Thyroid puncture biopsy pathology report - interpretation of common terms!

Thyroid puncture biopsy pathology report - interpretation of common terms!

Author: Zhang Jinxia, ​​Chief Physician, Peking University Shougang Hospital

Reviewer: Wu Xueyan, Chief Physician, Peking Union Medical College Hospital

Thyroid puncture biopsy is a commonly used pathological examination method in clinical practice. Many patients and their families feel confused when faced with the unfamiliar terms on the report form. Today we will introduce several common terms.

Only blood or serous components are seen, and the specimen is unsatisfactory:

This means that the biopsy specimens sent are mainly blood and serous fluid, and no cells that can be used for diagnosis are seen. Generally speaking, a qualified biopsy specimen should have at least six or seven clusters of follicular epithelial cells. If no cells are seen, and only some serous fluid and blood are seen, then no diagnosis can be made.
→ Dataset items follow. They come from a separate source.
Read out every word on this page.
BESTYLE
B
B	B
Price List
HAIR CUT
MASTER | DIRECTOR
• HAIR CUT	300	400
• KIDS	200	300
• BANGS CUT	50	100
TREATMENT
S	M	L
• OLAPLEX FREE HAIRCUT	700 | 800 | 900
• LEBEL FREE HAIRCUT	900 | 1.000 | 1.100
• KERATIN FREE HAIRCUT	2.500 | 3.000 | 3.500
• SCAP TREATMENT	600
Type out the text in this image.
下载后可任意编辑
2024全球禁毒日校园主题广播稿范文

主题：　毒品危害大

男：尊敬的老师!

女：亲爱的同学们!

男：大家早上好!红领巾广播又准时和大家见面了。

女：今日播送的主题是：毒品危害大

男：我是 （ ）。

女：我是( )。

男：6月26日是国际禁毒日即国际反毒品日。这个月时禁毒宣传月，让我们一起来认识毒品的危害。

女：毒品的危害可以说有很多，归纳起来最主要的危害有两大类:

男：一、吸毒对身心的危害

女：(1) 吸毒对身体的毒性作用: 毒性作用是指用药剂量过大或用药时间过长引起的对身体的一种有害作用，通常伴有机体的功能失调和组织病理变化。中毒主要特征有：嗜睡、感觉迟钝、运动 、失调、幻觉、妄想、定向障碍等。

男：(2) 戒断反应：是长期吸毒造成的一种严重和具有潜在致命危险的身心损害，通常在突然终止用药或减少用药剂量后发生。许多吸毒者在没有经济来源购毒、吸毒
In this case, if the B-ultrasound examination shows that the tumor is a cyst and only blood and cystic fluid are seen, it may be benign and the patient does not need to undergo re-puncture to obtain samples. He can follow the doctor's advice for regular follow-up visits and go home to observe.

If the B-ultrasound examination shows a nodule with some cystic material inside, and only blood and cystic fluid are found in the specimen without many follicular cells, it may be a nodular goiter and can be further observed. Nodular goiter generally requires surgery only when it grows particularly large and causes neck compression symptoms.

However, if the B-ultrasound indicates signs of malignancy, for example, if the nodule has some tiny gravel-like calcifications, or the boundaries are unclear and extend to the surrounding like burrs, or it is a solid tumor with low echoes in the middle, or the tumor is rich in blood vessels, these are all indications of malignancy. If no cells are obtained from the specimen, re-puncture and sampling will be required.

Atypical cytopathy of undetermined significance:

This refers to the cells seen in the smear, which may be follicular epithelial cells, lymphocytes, or inflammatory cells. These cells are not completely benign cells, but cannot be clearly diagnosed as malignant cells.

For example, thyroiditis, nodular goiter, hyperthyroidism, thyroid cyst, adenoma, follicular carcinoma, and papillary carcinoma can all occur. It is a very vague term, which means that this lesion can occur in many diseases.

Figure 1 Original copyright image, no permission to reprint

This situation needs to be handled in combination with ultrasound, clinical examination, and patient presentation. If ultrasound shows a cyst or nodular goiter, observe first; if ultrasound shows diffuse thyroid hardening, or if many lymphocytes are seen under the microscope, it may be lymphocytic thyroiditis; some patients may have received radiotherapy before, and these atypical cells of unclear significance appear again, which may be a reactive change to radiotherapy.

Therefore, this lesion should be analyzed in combination with comprehensive clinical analysis to rule out the possibility of a tumor. Only when clinical B-ultrasound suspects that it is a follicular tumor or there are signs of malignancy, it is recommended to observe for a period of time before puncture.

Follicular neoplasms, suspected follicular neoplasms:

Follicular neoplasms and suspected follicular neoplasms include follicular adenoma, follicular carcinoma, and follicular variant of papillary carcinoma.

This type of follicular tumor and suspected follicular tumor cannot be qualitatively identified by puncture, and it is also difficult to identify by freezing during surgery. Generally, a large pathological examination is required after the tumor is removed for comprehensive evaluation. Why? We can explain this with a picture.

Figure 2 Original copyright image, no permission to reprint

In the above picture, for example, red represents the tumor, and yellow represents a capsule around it. Most of the tumor grows in the capsule. If the tumor breaks through the capsule and grows obviously outside the capsule, protruding like a mushroom, or if it has tumor thrombi in the capsule blood vessels and the blood vessels outside the capsule, it can be diagnosed as malignant.

Therefore, when fine needle aspiration is used to diagnose follicular tumors or suspected follicular tumors, there are surgical indications. Whether it is benign or malignant, a postoperative pathological examination is required for comprehensive evaluation and diagnosis.

If fine needle aspiration can provide a clear diagnosis, there will generally be a clear diagnosis report on the report form, such as clearly indicating that it is papillary thyroid cancer, anaplastic thyroid cancer, medullary thyroid cancer, etc.

When you are not sure, it may be papillary thyroid cancer, medullary thyroid cancer, anaplastic thyroid cancer, etc.

Of course, sometimes it may indicate that the malignant tumor may have metastasized, because malignant tumors in the lungs, ovaries and other parts of the body can metastasize to the thyroid gland.